Entre autres : La peur comme moteur
Scène

Entre autres : La peur comme moteur

Née d’une collaboration entre les finissants du Conservatoire d’art dramatique de Québec et Alexandre Fecteau, la pièce Entre autres résonne si fort avec l’actualité qu’elle constitue le point d’orgue de la saison du Théâtre Périscope. 

Fidèle à sa démarche artistique articulée autour du théâtre documentaire, Alexandre Fecteau a demandé à cette cohorte de jeunes comédiens de se prêter à son propre jeu. À la fois auteurs et acteurs, les étudiants ont dû mener des recherches approfondies sur différents thèmes qui ont soulevé les passions des Québécois au cours des dernières années. La cueillette d’entrevues qui s’en suivit découle donc de quatre axes de travail distincts : la religion catholique, les groupes anti-immigration, le féminisme et la crise climatique.

Fort bien remaniée depuis ses représentations scolaires, la pièce décortique ces sujets fondamentaux  sous forme de making of, alors qu’on suit les protagonistes au fil de la création du spectacle. On s’identifie d’ailleurs rapidement à la quête de ces créateurs en perte de repères qui mettent en scène leur vertige face à ces enjeux complexes qui nous dépassent bien souvent.

crédit : Dimitri Lavoie

Au cours d’un marathon de trois heures, les enquêtes s’enchevêtrent et les entrevues se matérialisent devant nos yeux. Ces entretiens se font systématiquement avec des représentants d’opinions et d’expertises différentes, voire opposées. Ainsi, les témoignages des climato-pessimistes se superposent à ceux des activistes écologiques et la parole est donnée autant aux leaders de La Meute qu’à ceux qui tentent de freiner les manifestations de ces groupes de droite. Toutes ces personnifications sont faites dans le respect et la justesse, tant et si bien que l’exercice nous fait douter de nos propres opinions et certitudes.

 

À échelle humaine

Outre l’aspect documentaire qui constitue le coeur de l’oeuvre, le metteur en scène fait aussi valoir l’humain derrière la création et instigue une interactivité constante avec les spectateurs. À ce chapitre, la mise en scène quadrifrontale, à la manière d’un ring de boxe, s’avère fort efficace pour créer la communion autour de sujets qui rassemblent autant qu’ils divisent.

crédit : Dimitri Lavoie

L’audacieuse équipe de création d’Entre autres dresse indirectement un portrait socio-politique de sa ville et élucide, d’une certaine manière, le fameux « mystère Québec ». C’est là l’une des grandes qualités du spectacle : offrir non seulement des réflexions, mais aussi des pistes de réponses très concrètes à ces questionnements qui se multiplient immanquablement au fil de la soirée. L’instant d’une scène, un moment clé de la deuxième moitié de la pièce, on comprend que tous ces enjeux (féminisme, religion, radicalisation, climat), bien que traités en silos, sont intimement connectés.

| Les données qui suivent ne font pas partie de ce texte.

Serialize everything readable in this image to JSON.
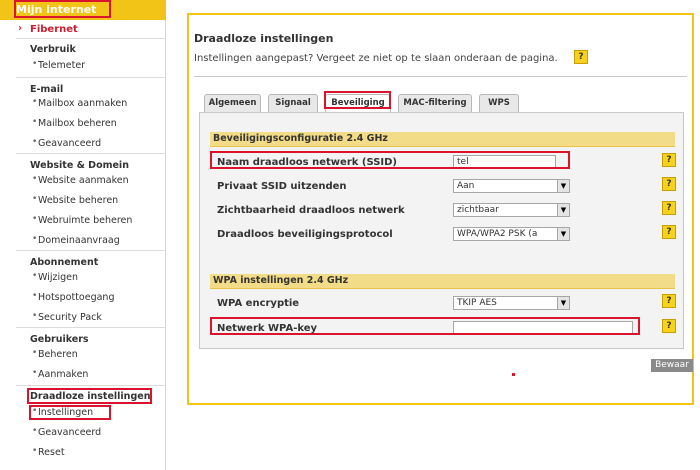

Ce tour d’horizon ne se termine toutefois pas sur une note particulièrement positive. Il s’avère que s’informer sur le monde qui nous entoure n’est pas une démarche exempte d’angoisse. C’est sur une confession de peur que l’équipe conclut cet échange théâtral. Une peur qui, plutôt que de paralyser, se veut un moteur d’action, de mouvement collectif contre ces murs qui s’érigent de plus en plus haut entre nous et les autres. Une peur qui est le moteur d’une pièce importante, portée par une brillante relève d’artistes.